Common sense, a full year later, has prevailed.
It always does, doesn’t it?
About this time in 2022, the mind-boggling decision to choose a rookie, Otto Addo, over the far more experienced and accomplished Chris Hughton, as head coach of Ghana’s senior national team, was made, after the competing interests of the Ghana Football Association (GFA) and the Government of Ghana reached boiling point.

With Addo installed, albeit in an interim capacity, it appeared the GFA had had the last laugh, a feeling certainly reinforced by the immediate success their man enjoyed.
Ghana had just returned from a chastening Africa Cup of Nations (Afcon) campaign — the country’s worst-ever, by many metrics — and the next assignment, a 2022 Fifa World Cup playoff clash over two legs against archrivals Nigeria, seemed even more daunting than it might have ordinarily been.
That test fell to Addo, and he passed it by the narrowest of margins.

The Black Stars failed to win either game, but avoiding defeat on both occasions and securing a vital away goal sufficed. The team Addo put together for that double-header didn’t have much of an attacking edge, but it did set up in a shape that was maintained remarkably well throughout those 180-odd minutes.
Some doubting Thomases — including top government officials whose opinions carry weight on the matter of who coaches the Black Stars — were won over, and the nod was given for Addo to remain in charge of the team until the World Cup; a call that, in hindsight, has proved very flawed and rather costly.
Perhaps blinded by the euphoria of the triumph over Nigeria, sight was lost of just what Addo, a former Ghana international, was — or, rather, just what he wasn’t.

Yes, he was passionate and zealous, and probably deserved to lead the team out at an edition of the World Cup he had qualified for, but Addo still hadn’t satisfactorily demonstrated the standard of nous required to excel at any competitive level, let alone on the biggest stage of them all.
And those shortcomings were exposed in brutal detail when the Black Stars went to Qatar for the Mundial in November.
The first two games saw Ghana finish at either end of a 3-2 score-line, lacking nothing in fight and character, much like Addo himself. In the third group game, against Uruguay, however, it all fell apart for the Ghanaians, succumbing tamely to a 2-0 loss when even a draw might have sealed a place in the second round.

Ghana bowed out bottom of its group (as they did at the Afcon earlier in the year), which also included Portugal and South Korea, and Addo almost immediately served notice of his exit, opting to focus instead on his coaching/scouting role at German club Borussia Dortmund.
His record as Ghana boss was anything but sparkling; of the dozen games he had overseen, only a third was won.

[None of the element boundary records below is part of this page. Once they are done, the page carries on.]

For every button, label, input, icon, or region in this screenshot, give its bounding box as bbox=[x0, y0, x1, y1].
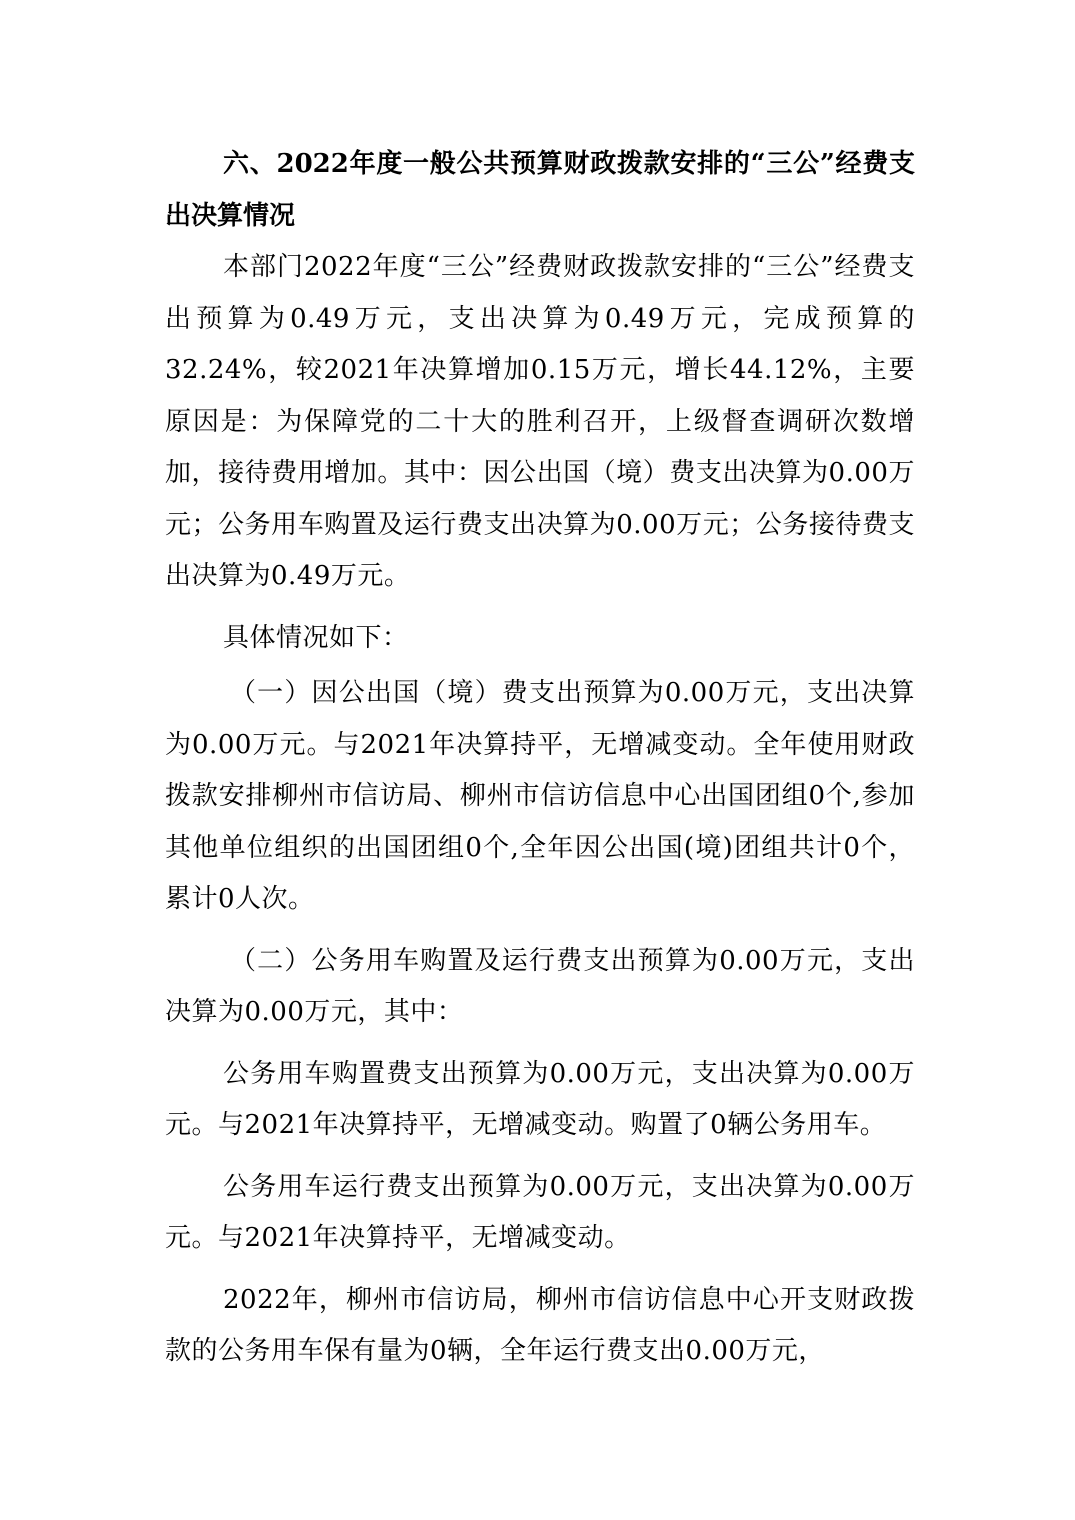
document-page bbox=[165, 139, 915, 1378]
paragraph-vehicle-overview: （二）公务用车购置及运行费支出预算为0.00万元，支出决算为0.00万元，其中： bbox=[165, 945, 915, 1027]
section-heading: 六、2022年度一般公共预算财政拨款安排的“三公”经费支出决算情况 bbox=[165, 149, 915, 231]
paragraph-vehicle-holdings: 2022年，柳州市信访局，柳州市信访信息中心开支财政拨款的公务用车保有量为0辆，全年运行费支出0.00万元， bbox=[165, 1284, 915, 1366]
paragraph-vehicle-operation: 公务用车运行费支出预算为0.00万元，支出决算为0.00万元。与2021年决算持平，无增减变动。 bbox=[165, 1171, 915, 1253]
paragraph-summary: 本部门2022年度“三公”经费财政拨款安排的“三公”经费支出预算为0.49万元，支出决算为0.49万元，完成预算的32.24%，较2021年决算增加0.15万元，增长44.12%，主要原因是：为保障党的二十大的胜利召开，上级督查调研次数增加，接待费用增加。其中：因公出国（境）费支出决算为0.00万元；公务用车购置及运行费支出决算为0.00万元；公务接待费支出决算为0.49万元。 bbox=[165, 252, 915, 591]
paragraph-overseas-travel: （一）因公出国（境）费支出预算为0.00万元，支出决算为0.00万元。与2021年决算持平，无增减变动。全年使用财政拨款安排柳州市信访局、柳州市信访信息中心出国团组0个,参加其他单位组织的出国团组0个,全年因公出国(境)团组共计0个，累计0人次。 bbox=[165, 678, 915, 914]
paragraph-vehicle-purchase: 公务用车购置费支出预算为0.00万元，支出决算为0.00万元。与2021年决算持平，无增减变动。购置了0辆公务用车。 bbox=[165, 1058, 915, 1140]
paragraph-details-intro: 具体情况如下： bbox=[223, 622, 409, 653]
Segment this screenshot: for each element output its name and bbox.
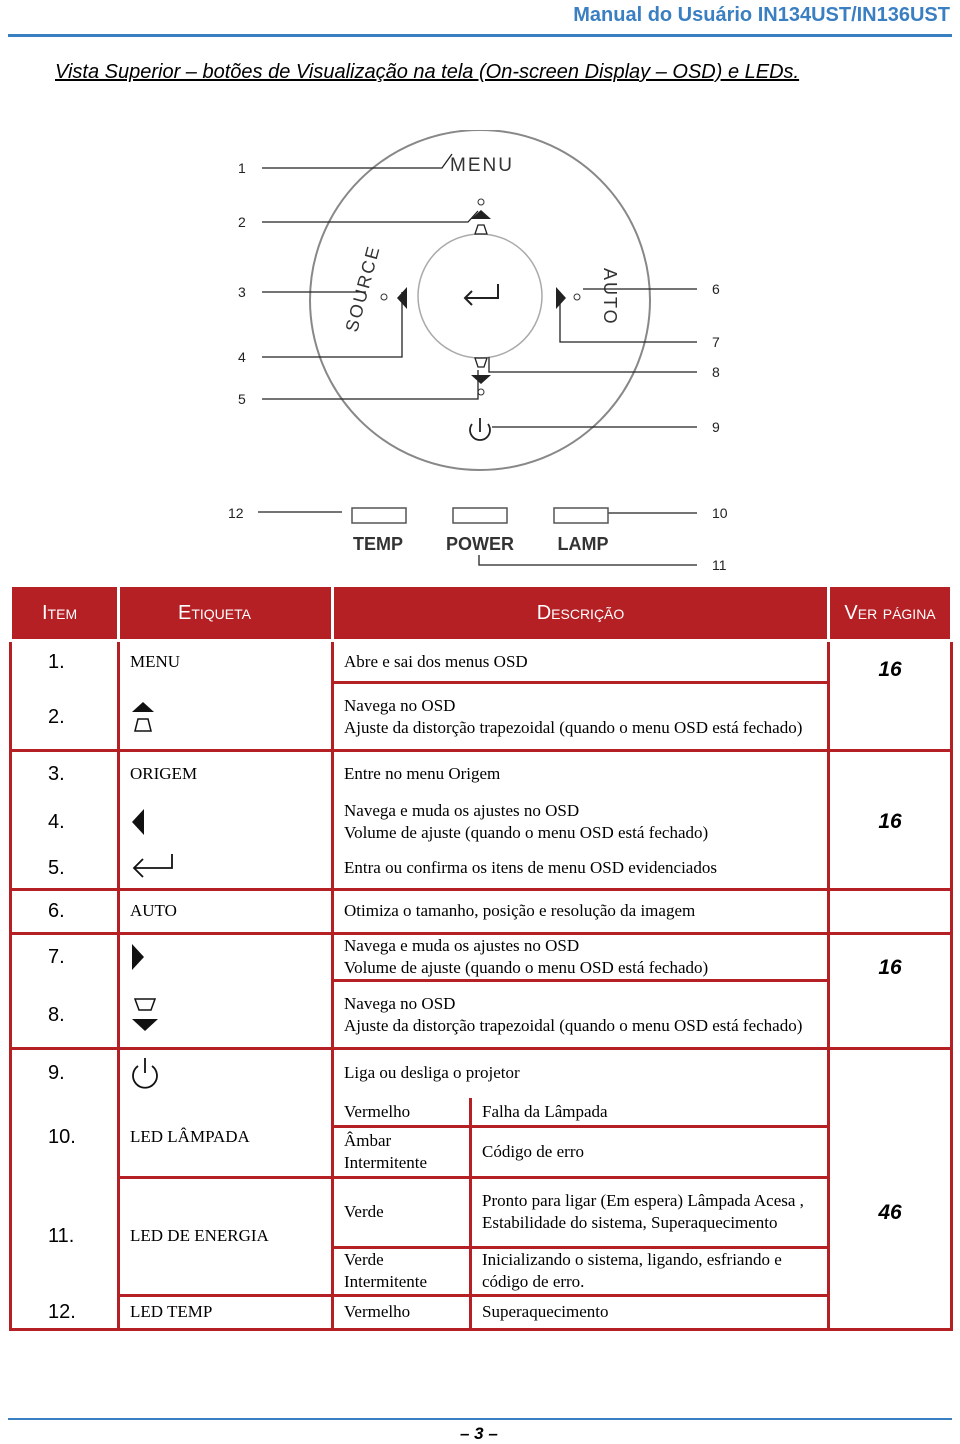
table-row: 8. Navega no OSD Ajuste da distorção trapezoidal (quando o menu OSD está fechado) [11,981,952,1049]
power-led-label: POWER [445,534,515,554]
svg-text:6: 6 [712,281,720,297]
left-arrow-icon [130,808,146,836]
svg-text:7: 7 [712,334,720,350]
power-icon [130,1056,160,1090]
power-led [453,508,507,523]
table-row: 10. LED LÂMPADA Vermelho Falha da Lâmpada 46 [11,1097,952,1127]
header-page: Ver página [829,586,952,641]
lamp-led [554,508,608,523]
table-row: 4. Navega e muda os ajustes no OSD Volume de ajuste (quando o menu OSD está fechado) 16 [11,797,952,847]
table-row: 5. Entra ou confirma os itens de menu OSD evidenciados [11,847,952,889]
svg-text:3: 3 [238,284,246,300]
svg-text:4: 4 [238,349,246,365]
svg-text:10: 10 [712,505,728,521]
table-row: 11. LED DE ENERGIA Verde Pronto para ligar (Em espera) Lâmpada Acesa , Estabilidade do sistema, Superaquecimento [11,1177,952,1247]
table-row: 9. Liga ou desliga o projetor [11,1049,952,1097]
page-subtitle: Vista Superior – botões de Visualização na tela (On-screen Display – OSD) e LEDs. [55,61,800,83]
auto-keypad-label: AUTO [600,268,620,326]
header-item: Item [11,586,119,641]
table-row: 6. AUTO Otimiza o tamanho, posição e resolução da imagem [11,889,952,933]
header-rule [8,34,952,37]
svg-text:1: 1 [238,160,246,176]
keypad-center-ring [418,234,542,358]
page-number: – 3 – [460,1424,498,1443]
svg-text:12: 12 [228,505,244,521]
keystone-down-icon [130,997,160,1033]
source-keypad-label: SOURCE [341,242,384,335]
temp-led-label: TEMP [352,534,404,554]
header-description: Descrição [333,586,829,641]
table-row: 3. ORIGEM Entre no menu Origem [11,751,952,797]
spec-table [9,584,953,1331]
keystone-up-icon [130,700,156,734]
table-row: 12. LED TEMP Vermelho Superaquecimento [11,1295,952,1329]
svg-text:2: 2 [238,214,246,230]
header-label: Etiqueta [119,586,333,641]
table-header [11,586,952,641]
right-arrow-icon [130,943,146,971]
header-title: Manual do Usuário IN134UST/IN136UST [573,4,950,26]
temp-led [352,508,406,523]
lamp-led-label: LAMP [557,534,609,554]
footer-rule [8,1418,952,1420]
svg-text:5: 5 [238,391,246,407]
table-row: 7. Navega e muda os ajustes no OSD Volume de ajuste (quando o menu OSD está fechado) 16 [11,933,952,980]
enter-icon [130,852,176,884]
table-row: 2. Navega no OSD Ajuste da distorção trapezoidal (quando o menu OSD está fechado) [11,683,952,751]
keypad-diagram [0,130,960,580]
table-row: Âmbar Intermitente Código de erro [11,1127,952,1177]
table-row: 1. MENU Abre e sai dos menus OSD 16 [11,641,952,683]
table-row: Verde Intermitente Inicializando o sistema, ligando, esfriando e código de erro. [11,1247,952,1295]
svg-text:9: 9 [712,419,720,435]
menu-keypad-label: MENU [450,155,514,176]
svg-text:11: 11 [712,557,727,573]
svg-text:8: 8 [712,364,720,380]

Not many, needless to say, were sad to see Addo gone.
He had all along appeared to be keeping the seat warm for Hughton — who’d served as technical advisor to Addo — anyway, and, surely, now that he was out, it was only a matter of time before the former Tottenham Hotspur full-back’s long-awaited upgrade.

But the GFA — who had never really rooted for Hughton — weren’t going to keep the process straightforward, keen to make a show of how far and wide they had to search to come up with a suitable name.
They weren’t fooling anyone, though, as almost everyone knew the position was as good as Hughton’s. And now — little more than a month before Ghana’s first post-World Cup games, in the 2023 Afcon qualification series, are played — the needful has been done, with the GFA announcing his appointment Sunday evening.
The 64-year-old, who has hitherto spent his entire working life in England, is unarguably the most high-profile head coach Ghana has had in years.

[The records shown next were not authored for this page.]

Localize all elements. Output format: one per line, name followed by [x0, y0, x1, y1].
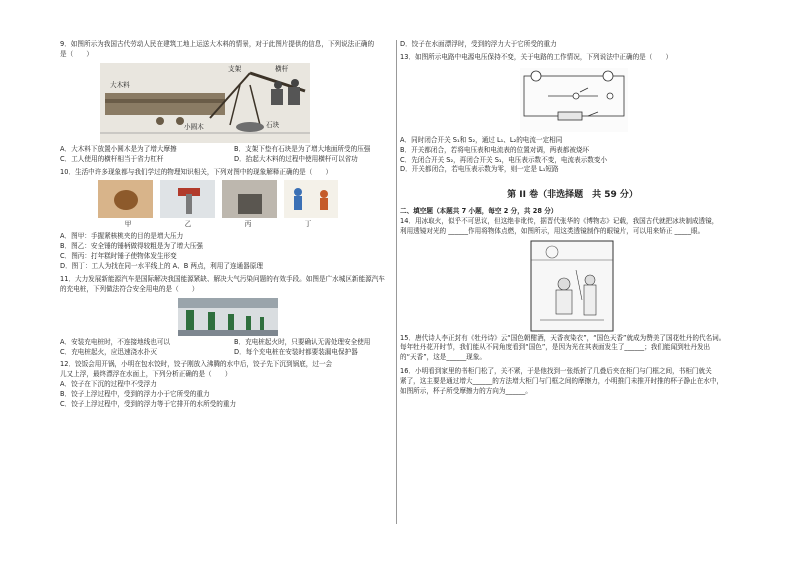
fig-label-jia: 甲	[124, 220, 132, 229]
q16-line3: 如图所示，杯子所受摩擦力的方向为______。	[400, 386, 532, 395]
q11-stem-line2: 的充电桩，下列做法符合安全用电的是（ ）	[60, 284, 199, 293]
fill-blank-section	[400, 207, 745, 397]
question-12	[60, 360, 400, 409]
q11-option-a: A．安装充电桩时，不连接地线也可以	[60, 337, 171, 346]
q10-option-c: C．图丙：打年糕时锤子使物体发生形变	[60, 252, 177, 261]
q9-figure	[100, 63, 400, 143]
q16-line2: 紧了，这主要是通过增大______的方法增大柜门与门框之间的摩擦力，小明推门未推开时推的杯子静止在水中，	[400, 377, 724, 386]
q13-option-c: C．先闭合开关 S₂，再闭合开关 S₁，电压表示数不变，电流表示数变小	[400, 155, 608, 164]
q12-option-b: B．饺子上浮过程中，受到的浮力小于它所受的重力	[60, 390, 210, 399]
q9-option-d: D．抬起大木料的过程中使用横杆可以省功	[234, 154, 358, 163]
question-10	[60, 168, 400, 272]
label-shikuai: 石块	[266, 120, 280, 129]
q10-four-images	[98, 180, 338, 220]
q14-line1: 14．用冰取火，似乎不可思议，但这绝非讹传，据晋代张华的《博物志》记载，我国古代就把冰块制成透镜，	[400, 216, 719, 225]
q9-stem-line2: 是（ ）	[60, 49, 93, 58]
q12-stem-line2: 儿又上浮，最终漂浮在水面上，下列分析正确的是（ ）	[60, 370, 232, 379]
q11-figure	[178, 298, 400, 336]
q13-circuit-figure	[518, 66, 745, 134]
q13-stem: 13．如图所示电路中电源电压保持不变，关于电路的工作情况，下列说法中正确的是（ ）	[400, 52, 673, 61]
right-column	[400, 40, 745, 397]
q11-options	[60, 338, 400, 358]
label-henggan: 横杆	[275, 64, 289, 73]
q12-option-d: D．饺子在水面漂浮时，受到的浮力大于它所受的重力	[400, 40, 557, 48]
q9-option-b: B．支架下垫有石块是为了增大地面所受的压强	[234, 144, 371, 153]
q15-line2: 每年牡丹花开时节，我们能从不同角度看到“国色”，是因为光在其表面发生了______；我们能闻到牡丹发出	[400, 343, 711, 352]
q11-option-d: D．每个充电桩在安装时都要装漏电保护器	[234, 347, 358, 356]
charging-pile-photo	[178, 298, 278, 336]
column-divider	[396, 40, 397, 524]
q10-figure	[98, 180, 400, 230]
circuit-diagram	[518, 66, 630, 134]
q10-option-a: A．图甲：手握紧核桃夹的目的是增大压力	[60, 232, 184, 241]
q14-figure	[530, 240, 745, 332]
q14-line2: 利用透镜对光的 ______作用将物体点燃，如图所示，用这类透镜制作的眼镜片，可以用来矫正 _____眼。	[400, 226, 705, 235]
q12-stem-line1: 12．饺饭会用开锅，小明在包水饺时，饺子刚放入沸腾的水中后，饺子先下沉到锅底，过一会	[60, 360, 333, 369]
q13-option-b: B．开关都闭合，若将电压表和电流表的位置对调，两表都被烧坏	[400, 145, 590, 154]
q16-line1: 16．小明看到家里的书柜门松了，关不紧，于是他找到一张纸折了几叠后夹在柜门与门框之间，书柜门就关	[400, 367, 712, 376]
question-9	[60, 40, 400, 165]
q9-stem-line1: 9．如图所示为我国古代劳动人民在建筑工地上运送大木料的情景，对于此图片提供的信息，下列说法正确的	[60, 40, 375, 48]
q12-option-c: C．饺子上浮过程中，受到的浮力等于它排开的水所受的重力	[60, 400, 237, 409]
q9-options	[60, 145, 400, 165]
label-zhijia: 支架	[228, 64, 242, 73]
q10-option-b: B．图乙：安全锤的锤柄做得较粗是为了增大压强	[60, 242, 203, 251]
ice-lens-illustration	[530, 240, 614, 332]
fig-label-ding: 丁	[304, 220, 312, 229]
left-column	[60, 40, 400, 410]
q9-option-a: A．大木料下放置小圆木是为了增大摩擦	[60, 144, 177, 153]
q11-stem-line1: 11．大力发展新能源汽车是国际解决我国能源紧缺、解决大气污染问题的有效手段。如图是广水城区新能源汽车	[60, 274, 385, 283]
q15-line3: 的“天香”，这是______现象。	[400, 353, 486, 362]
q10-stem: 10．生活中许多现象都与我们学过的物理知识相关，下列对图中的现象解释正确的是（ ）	[60, 167, 333, 176]
fig-label-yi: 乙	[184, 220, 192, 229]
q10-figure-labels	[98, 220, 338, 230]
q13-option-d: D．开关都闭合，若电压表示数为零，则一定是 L₁短路	[400, 165, 559, 174]
q13-option-a: A．同时闭合开关 S₁和 S₂，通过 L₁、L₂的电流一定相同	[400, 135, 563, 144]
q9-option-c: C．工人使用的横杆相当于省力杠杆	[60, 154, 164, 163]
q12-option-a: A．饺子在下沉的过程中不受浮力	[60, 380, 157, 389]
log-transport-illustration	[100, 63, 310, 143]
section-title: 第 II 卷（非选择题 共 59 分）	[507, 190, 638, 201]
fig-label-bing: 丙	[244, 220, 252, 229]
question-11	[60, 275, 400, 358]
fill-heading: 二、填空题（本题共 7 小题，每空 2 分，共 28 分）	[400, 206, 558, 215]
label-xiaoyuanmu: 小圆木	[184, 122, 204, 131]
q10-option-d: D．图丁：工人为找在同一水平线上的 A、B 两点，利用了连通器原理	[60, 262, 263, 271]
q11-option-b: B．充电桩起火时，只要确认无需处理安全使用	[234, 337, 371, 346]
q15-line1: 15．唐代诗人李正封有《牡丹诗》云“国色朝酣酒，天香夜染衣”，“国色天香”就成为赞美了国花牡丹的代名词。	[400, 333, 726, 342]
question-13	[400, 53, 745, 175]
label-damuliao: 大木料	[110, 80, 130, 89]
q11-option-c: C．充电桩起火，应迅速浇水扑灭	[60, 347, 157, 356]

He hasn’t had any of English football’s biggest jobs thus far in his modest career — not counting caretaker roles at Spurs, where he cut his teeth as a tactician — yet Hughton has earned for himself a reputation for shattering barriers and defying the odds with what few resources he is handed.
Impressively, in 2009/10, he returned relegated Newcastle United to the Premier League during his debut season as the Magpies’ boss, and was also responsible for securing Brighton & Hove Albion’s 2017 promotion to the English top-flight, as well as for guiding Championship outfit and then League Cup holders Birmingham City into the group stage of the Uefa Europa League just over a decade ago.
There is a case to be made that Hughton doesn’t have much previous experience training a national team, aside from a two-year stint spent assisting Brian Kerr at the helm of the Republic of Ireland side, whom Hughton — born to a Ghanaian father — represented in his playing days.

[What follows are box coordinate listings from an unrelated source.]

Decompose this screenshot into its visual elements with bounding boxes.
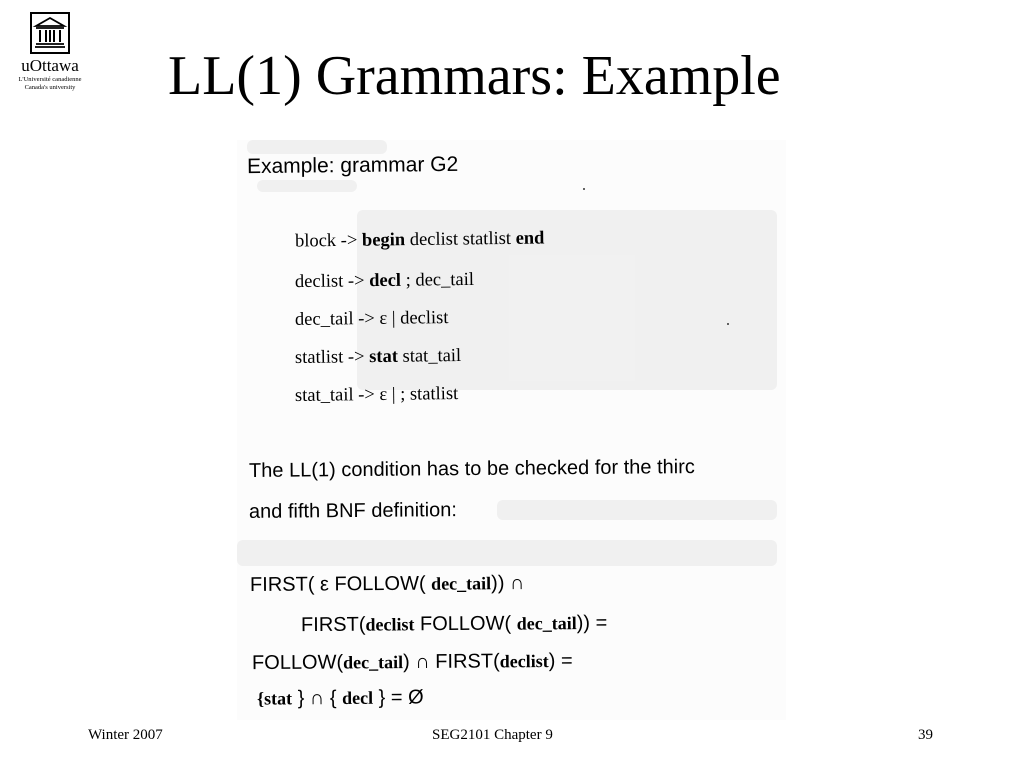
math-line xyxy=(301,612,607,637)
rule-terminal: stat xyxy=(369,346,399,368)
rule-arrow: -> xyxy=(340,230,358,251)
rule-arrow: -> xyxy=(347,271,365,292)
grammar-rule xyxy=(295,346,461,369)
math-line xyxy=(252,650,573,675)
math-text: } = Ø xyxy=(378,686,424,709)
math-symbol: dec_tail xyxy=(431,573,492,594)
grammar-rule xyxy=(295,228,545,252)
footer-course: SEG2101 Chapter 9 xyxy=(432,727,553,743)
rule-arrow: -> xyxy=(358,385,375,406)
example-heading: Example: grammar G2 xyxy=(246,152,459,179)
paragraph-line: The LL(1) condition has to be checked for the thirc xyxy=(248,456,695,482)
math-symbol: dec_tail xyxy=(343,652,404,673)
math-symbol: declist xyxy=(365,614,415,635)
math-symbol: decl xyxy=(342,687,374,708)
math-text: )) ∩ xyxy=(491,572,525,595)
math-text: )) = xyxy=(576,611,608,635)
math-symbol: declist xyxy=(499,651,549,672)
rule-terminal: begin xyxy=(361,230,406,251)
grammar-rule xyxy=(295,384,458,407)
footer-page-number: 39 xyxy=(918,727,933,743)
building-icon xyxy=(30,12,70,54)
grammar-rule xyxy=(295,308,449,331)
math-text: } ∩ { xyxy=(297,687,337,710)
logo-subtitle-fr: L'Université canadienne xyxy=(18,76,82,83)
rule-rhs: ; dec_tail xyxy=(405,269,475,291)
rule-arrow: -> xyxy=(358,308,375,330)
math-line xyxy=(257,686,424,710)
math-text: ) ∩ FIRST( xyxy=(403,650,500,674)
rule-terminal: end xyxy=(515,228,545,249)
rule-lhs: declist xyxy=(294,271,344,293)
rule-rhs: stat_tail xyxy=(402,345,462,367)
footer-date: Winter 2007 xyxy=(88,727,163,743)
math-symbol: dec_tail xyxy=(516,613,577,634)
math-text: ) = xyxy=(548,649,573,673)
math-line xyxy=(250,572,525,597)
math-text: FOLLOW( xyxy=(419,612,512,636)
slide-title: LL(1) Grammars: Example xyxy=(168,45,781,107)
rule-rhs: ε | ; statlist xyxy=(379,384,459,405)
rule-terminal: decl xyxy=(369,270,402,292)
rule-lhs: stat_tail xyxy=(294,385,354,406)
math-text: FOLLOW( xyxy=(251,651,344,675)
logo-subtitle-en: Canada's university xyxy=(24,84,76,91)
scanned-page xyxy=(237,140,786,720)
logo-name: uOttawa xyxy=(21,56,79,75)
paragraph-line: and fifth BNF definition: xyxy=(248,499,457,523)
rule-arrow: -> xyxy=(347,347,365,368)
math-text: FIRST( ε FOLLOW( xyxy=(249,572,426,596)
grammar-rule xyxy=(295,270,474,293)
rule-rhs: declist statlist xyxy=(409,228,512,251)
rule-lhs: block xyxy=(294,231,337,252)
university-logo xyxy=(8,12,92,92)
math-text: FIRST( xyxy=(300,613,366,637)
math-text: { xyxy=(256,688,265,709)
math-symbol: stat xyxy=(264,688,293,709)
rule-lhs: statlist xyxy=(294,347,344,369)
rule-rhs: ε | declist xyxy=(379,308,449,329)
rule-lhs: dec_tail xyxy=(294,309,354,330)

Still, we’ve seen coaches make an almost seamless switch from club football to the international game, and Hughton’s own transition should be eased by his presence on the Black Stars’ bench over the last 12 months.
He has been around long enough to see the foundation his predecessor sought to lay, and the presumed familiarity with the players and the assistant coaches — whom he inherits — brings an air of continuity to the new era.
The team has targets and Ghanaians have expectations, and Hughton would have to keep all those in mind as he works to revive the Black Stars’ fortunes following an absolutely horrendous 2022.
His résumé certainly suggests he’s got the skillset to achieve just that — and then some.